I sadly work with the Cauchy distribution all the time. It is the natural distribution function for the data I work with, although it is part of a mixture distribution.
People regularly mistake Cauchy driven data for normally driven data as people do not realize how common it is nature. Poisson's comment to Laplace about only needing to footnote the existence of the Cauchy distribution as it will not be encountered in practice hasn't helped any.
One thing that Bayesian statistics lacks, that Frequentists have in abundance is a nice, pre-built set of diagnostic tools.
I am philosophically neutral on the Bayesian/Fisherian/Neyman-Pearson issue. I am a deep believer in doing what works. I also have a strong preference for things like the t-test (properly used) as it requires no thinking and no work. Cost-benefit should never be ignored.

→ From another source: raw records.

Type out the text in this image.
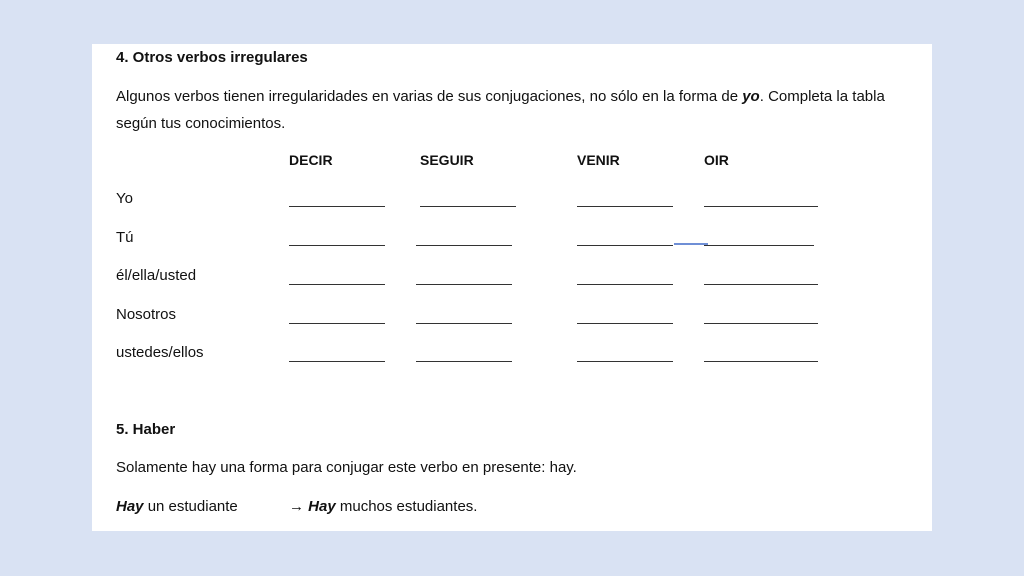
4. Otros verbos irregulares
Algunos verbos tienen irregularidades en varias de sus conjugaciones, no sólo en la forma de yo. Completa la tabla según tus conocimientos.
DECIR	SEGUIR	VENIR	OIR
Yo
Tú
él/ella/usted
Nosotros
ustedes/ellos
5. Haber
Solamente hay una forma para conjugar este verbo en presente: hay.
Hay un estudiante	→ Hay muchos estudiantes.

I do think that part of the genius of Frequentist statistics is its decision tree or algorithmic nature. If you encounter data like this, then analyze it like that. If some different assumption is present or a warning statistic clicks on as a problem then do some other thing instead as a robustness check.

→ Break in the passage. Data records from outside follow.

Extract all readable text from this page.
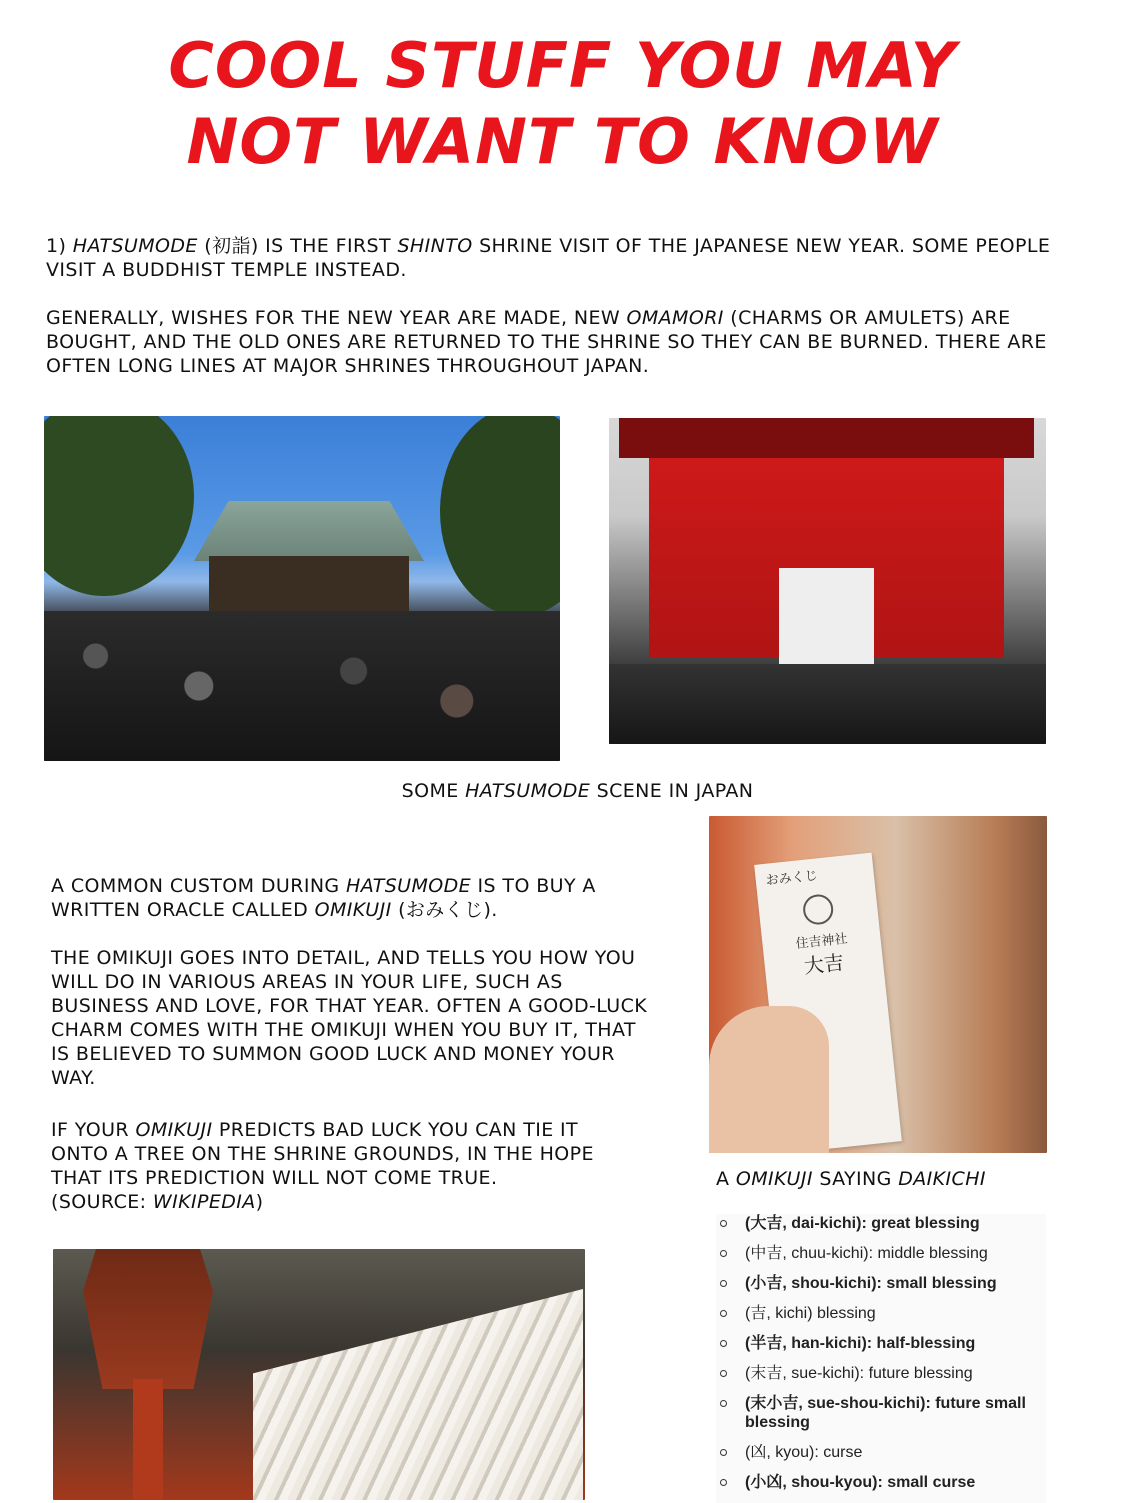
COOL STUFF YOU MAY
NOT WANT TO KNOW

1) HATSUMODE (初詣) IS THE FIRST SHINTO SHRINE VISIT OF THE JAPANESE NEW YEAR. SOME PEOPLE VISIT A BUDDHIST TEMPLE INSTEAD.

GENERALLY, WISHES FOR THE NEW YEAR ARE MADE, NEW OMAMORI (CHARMS OR AMULETS) ARE BOUGHT, AND THE OLD ONES ARE RETURNED TO THE SHRINE SO THEY CAN BE BURNED. THERE ARE OFTEN LONG LINES AT MAJOR SHRINES THROUGHOUT JAPAN.

SOME HATSUMODE SCENE IN JAPAN

A COMMON CUSTOM DURING HATSUMODE IS TO BUY A WRITTEN ORACLE CALLED OMIKUJI (おみくじ).

THE OMIKUJI GOES INTO DETAIL, AND TELLS YOU HOW YOU WILL DO IN VARIOUS AREAS IN YOUR LIFE, SUCH AS BUSINESS AND LOVE, FOR THAT YEAR. OFTEN A GOOD-LUCK CHARM COMES WITH THE OMIKUJI WHEN YOU BUY IT, THAT IS BELIEVED TO SUMMON GOOD LUCK AND MONEY YOUR WAY.

IF YOUR OMIKUJI PREDICTS BAD LUCK YOU CAN TIE IT ONTO A TREE ON THE SHRINE GROUNDS, IN THE HOPE THAT ITS PREDICTION WILL NOT COME TRUE.
(SOURCE: WIKIPEDIA)

おみくじ
住吉神社
大吉
A OMIKUJI SAYING DAIKICHI
(大吉, dai-kichi): great blessing
(中吉, chuu-kichi): middle blessing
(小吉, shou-kichi): small blessing
(吉, kichi) blessing
(半吉, han-kichi): half-blessing
(末吉, sue-kichi): future blessing
(末小吉, sue-shou-kichi): future small blessing
(凶, kyou): curse
(小凶, shou-kyou): small curse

But a Frequentist is presuming to know the true model of the world and so has to be able to do this. A Bayesian is inducing the model from the data. Still, it wouldn't kill us to have a decision tree like...if your problem looks like this then the following likelihood functions could work to model the problem. And further, the following posterior simulations do X,Y,Z in practice. Except for the conjugate families, we don't really have this.